Questi principi nutritivi sono:

  • le proteine: sono formate da amminoacidi e "costruiscono" le cellule dell'organismo; si trovano nella carne, nel pesce, nelle uova e nei latticini.
  • i carboidrati: sono gli zuccheri che forniscono energia all'organismo e che si distinguono in "semplici" (tra cui il miele, il fruttosio e il lattosio) e "complessi" (contenuti nei cereali).
  • le vitamine: sono le sostanze in grado di regolare il funzionamento delle cellule dell'organismo.
  • i sali minerali: sono indispensabili per la vita e la loro carenza può causare danni alla crescita.
  • i grassi (o lipidi): oltre a fornire energia di riserva, contribuiscono all'azione di alcune vitamine e alla costituzione della membrana cellulare.

Coi bambini piccoli meglio procedere per gradi

Per evitare il rischio di diarree e reazioni allergiche, la prima pappa dovrebbe essere una passata di frutta omogeneizzata o grattugiata, oppure una crema di cereali. Nelle prime settimane di svezzamento, prepariamo brodini di verdura, prima semplici (partendo da patata e carota e inserendo a mano a mano altre verdure) e poi integrati con i cereali o con qualche cucchiaino di carne omogeneizzata, per procedere successivamente introducendo quasi tutti gli alimenti nel corso del primo anno di vita.

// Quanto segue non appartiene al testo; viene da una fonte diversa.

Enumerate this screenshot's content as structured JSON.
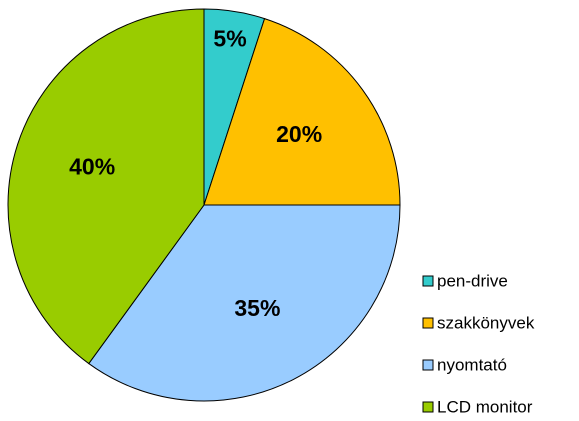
{
  "chart_data": {
    "type": "pie",
    "categories": [
      "pen-drive",
      "szakkönyvek",
      "nyomtató",
      "LCD monitor"
    ],
    "values": [
      5,
      20,
      35,
      40
    ],
    "value_labels": [
      "5%",
      "20%",
      "35%",
      "40%"
    ],
    "colors": [
      "#33cccc",
      "#ffc000",
      "#99ccff",
      "#99cc00"
    ],
    "legend": "right"
  }
}
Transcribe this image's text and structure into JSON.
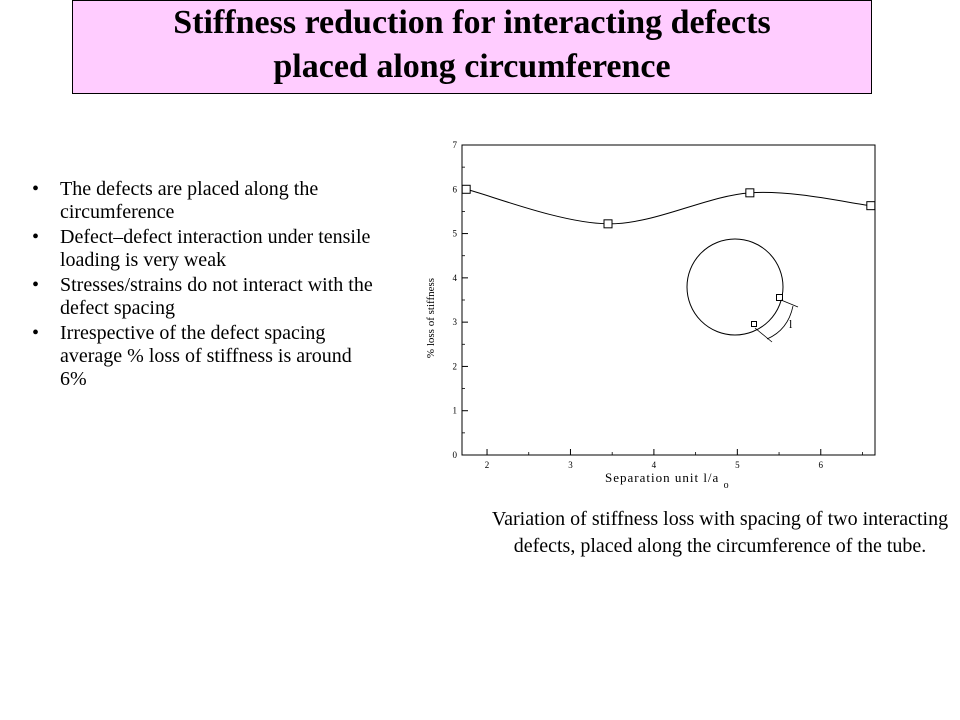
{
  "title": {
    "line1": "Stiffness reduction for interacting defects",
    "line2": "placed along circumference"
  },
  "bullets": [
    "The defects are placed along the circumference",
    " Defect–defect interaction under tensile loading is very weak",
    "Stresses/strains do not interact with the defect spacing",
    "Irrespective of the defect spacing average % loss of stiffness is around 6%"
  ],
  "caption": "Variation of stiffness loss with spacing of two interacting defects, placed along the circumference of the tube.",
  "chart_data": {
    "type": "line",
    "xlabel": "Separation unit l/a",
    "xlabel_subscript": "o",
    "ylabel": "% loss of stiffness",
    "xlim": [
      1.7,
      6.65
    ],
    "ylim": [
      0,
      7
    ],
    "x_ticks": [
      2,
      3,
      4,
      5,
      6
    ],
    "y_ticks": [
      0,
      1,
      2,
      3,
      4,
      5,
      6,
      7
    ],
    "series": [
      {
        "marker": "square",
        "points": [
          {
            "x": 1.75,
            "y": 6.0
          },
          {
            "x": 3.45,
            "y": 5.22
          },
          {
            "x": 5.15,
            "y": 5.92
          },
          {
            "x": 6.6,
            "y": 5.63
          }
        ]
      }
    ],
    "inset": {
      "description_label": "l"
    },
    "grid": false
  }
}
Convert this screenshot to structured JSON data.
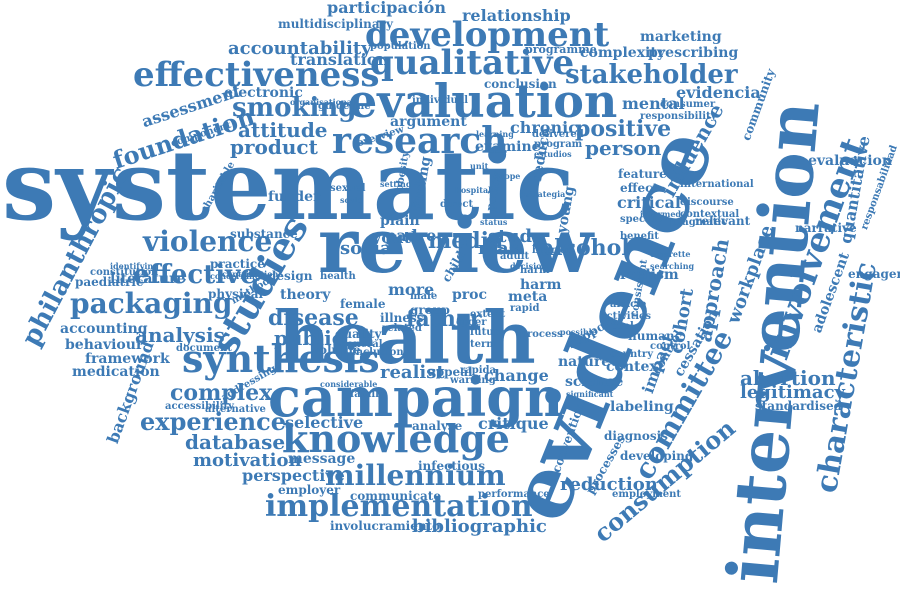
{
  "colors": {
    "word": "#3d7ab5",
    "background": "#ffffff"
  },
  "words": [
    "systematic",
    "review",
    "health",
    "evidence",
    "intervention",
    "campaign",
    "evaluation",
    "development",
    "studies",
    "knowledge",
    "synthesis",
    "research",
    "effectiveness",
    "qualitative",
    "stakeholder",
    "millennium",
    "implementation",
    "involvement",
    "characteristic",
    "committee",
    "consumption",
    "violence",
    "packaging",
    "effective",
    "experience",
    "philanthropic",
    "alcohol",
    "media",
    "smoking",
    "foundation",
    "attitude",
    "product",
    "disease",
    "father",
    "public",
    "positive",
    "person",
    "complex",
    "database",
    "motivation",
    "bibliographic",
    "reduction",
    "cohort",
    "approach",
    "workplace",
    "influence",
    "abortion",
    "legitimacy",
    "participación",
    "relationship",
    "multidisciplinary",
    "accountability",
    "translation",
    "population",
    "programme",
    "marketing",
    "complexity",
    "prescribing",
    "electronic",
    "evidencia",
    "mental",
    "assessment",
    "chronic",
    "conclusion",
    "argument",
    "examine",
    "critical",
    "young",
    "study",
    "social",
    "youth",
    "padre",
    "mas",
    "analysis",
    "accounting",
    "behaviour",
    "framework",
    "medication",
    "background",
    "selective",
    "perspective",
    "employer",
    "message",
    "communicate",
    "performance",
    "involucramiento",
    "critique",
    "change",
    "realist",
    "appeal",
    "theory",
    "design",
    "funder",
    "literature",
    "paediatric",
    "constitution",
    "substance",
    "practice",
    "physical",
    "document",
    "volume",
    "quality",
    "general",
    "illness",
    "related",
    "more",
    "proc",
    "meta",
    "harm",
    "rapid",
    "extent",
    "human",
    "context",
    "labeling",
    "impact",
    "cessation",
    "control",
    "evaluacion",
    "engagement",
    "quantitative",
    "relevant",
    "narrative",
    "adolescent",
    "standardised",
    "responsabilidad",
    "community",
    "responsibility",
    "science",
    "nature",
    "realism",
    "infectious",
    "developing",
    "diagnosis",
    "processes",
    "employment",
    "convention",
    "analyse",
    "accessibility",
    "alternative",
    "addressing",
    "harm",
    "plain",
    "finding",
    "policy",
    "reduce",
    "child",
    "component",
    "overview",
    "guideline",
    "individual",
    "learning",
    "effect",
    "benefit",
    "international",
    "discourse",
    "contextual",
    "feature",
    "pragmatic",
    "specific",
    "consistent",
    "control",
    "article",
    "activities",
    "tool",
    "identifying",
    "method",
    "concerning",
    "female",
    "male",
    "group",
    "order",
    "future",
    "term",
    "possible",
    "process",
    "warning",
    "rapida",
    "considerable",
    "cigarette",
    "searching",
    "informed",
    "significant",
    "country",
    "consumer",
    "delivered",
    "program",
    "estudios",
    "charitable",
    "setting",
    "barrier",
    "adult",
    "decision",
    "organisational",
    "contribution",
    "health",
    "inclusion",
    "estrategia",
    "unit",
    "scope",
    "status",
    "direct",
    "hospital",
    "obesity",
    "sexual",
    "scale",
    "support",
    "family"
  ]
}
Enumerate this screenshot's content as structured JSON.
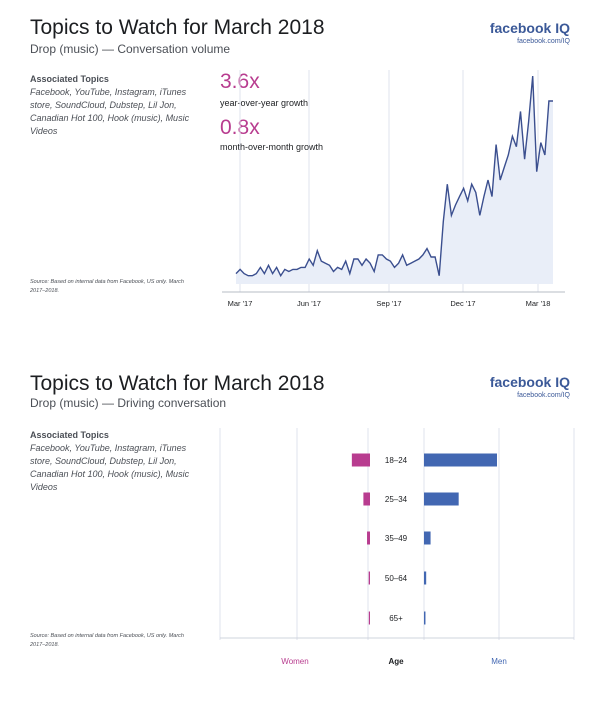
{
  "brand": {
    "name": "facebook IQ",
    "url": "facebook.com/IQ"
  },
  "panel1": {
    "title": "Topics to Watch for March 2018",
    "subtitle": "Drop (music) — Conversation volume",
    "associated_heading": "Associated Topics",
    "associated_list": "Facebook, YouTube, Instagram, iTunes store, SoundCloud, Dubstep, Lil Jon, Canadian Hot 100, Hook (music), Music Videos",
    "source": "Source: Based on internal data from Facebook, US only. March 2017–2018.",
    "stats": [
      {
        "value": "3.6x",
        "label": "year-over-year growth"
      },
      {
        "value": "0.8x",
        "label": "month-over-month growth"
      }
    ]
  },
  "panel2": {
    "title": "Topics to Watch for March 2018",
    "subtitle": "Drop (music) — Driving conversation",
    "associated_heading": "Associated Topics",
    "associated_list": "Facebook, YouTube, Instagram, iTunes store, SoundCloud, Dubstep, Lil Jon, Canadian Hot 100, Hook (music), Music Videos",
    "source": "Source: Based on internal data from Facebook, US only. March 2017–2018."
  },
  "colors": {
    "line": "#3b4f8f",
    "area": "#e9eef8",
    "grid": "#dfe3ec",
    "women": "#b83c8f",
    "men": "#4267b2",
    "stat": "#b83c8f"
  },
  "chart_data": [
    {
      "type": "area",
      "title": "Drop (music) — Conversation volume",
      "x_tick_labels": [
        "Mar '17",
        "Jun '17",
        "Sep '17",
        "Dec '17",
        "Mar '18"
      ],
      "grid": "vertical",
      "y_axis_labels": "none",
      "series": [
        {
          "values": [
            5,
            7,
            5,
            4,
            4,
            5,
            8,
            5,
            9,
            5,
            8,
            4,
            7,
            6,
            7,
            7,
            8,
            8,
            12,
            9,
            16,
            11,
            10,
            9,
            6,
            8,
            7,
            11,
            5,
            12,
            12,
            9,
            12,
            10,
            6,
            14,
            14,
            12,
            11,
            8,
            10,
            14,
            9,
            10,
            11,
            12,
            14,
            17,
            13,
            13,
            4,
            30,
            48,
            33,
            38,
            42,
            46,
            40,
            48,
            44,
            33,
            42,
            50,
            42,
            67,
            50,
            56,
            62,
            71,
            66,
            83,
            60,
            78,
            100,
            54,
            68,
            62,
            88,
            88
          ]
        }
      ]
    },
    {
      "type": "bar",
      "orientation": "horizontal",
      "title": "Drop (music) — Driving conversation",
      "xlabel": "Age",
      "categories": [
        "18–24",
        "25–34",
        "35–49",
        "50–64",
        "65+"
      ],
      "series": [
        {
          "name": "Women",
          "values": [
            5.5,
            2.0,
            0.9,
            0.4,
            0.2
          ]
        },
        {
          "name": "Men",
          "values": [
            20.0,
            9.5,
            1.8,
            0.6,
            0.4
          ]
        }
      ]
    }
  ]
}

Continuiamo con poche e semplici regole

Superato il primo periodo di svezzamento, è importante abituare i più piccoli ad alcune semplici regole, utili per una sana e corretta alimentazione, da applicare in ogni fase della vita, proprio a partire dall'infanzia:

  • offrite loro una prima colazione ricca di vitamine e zuccheri (costituita, per esempio, da un frutto maturo, una fetta di pane integrale con un velo di marmellata e una tazza di latte parzialmente scremato);
  • abituateli a un frutto o a uno yogurt per lo spuntino di metà mattina o la merenda del pomeriggio;
  • proponetegli quotidianamente, ma in piccole quantità, pane, pasta, riso.
  • offritegli almeno due volte al giorno verdura e frutta di stagione;
  • evitate le fritture;
  • condite i loro piatti con olio extravergine di oliva;
  • cercate di ridurre al minimo il consumo di dolci (da evitare quelli di pasticceria e le merendine confezionate) e di zucchero bianco.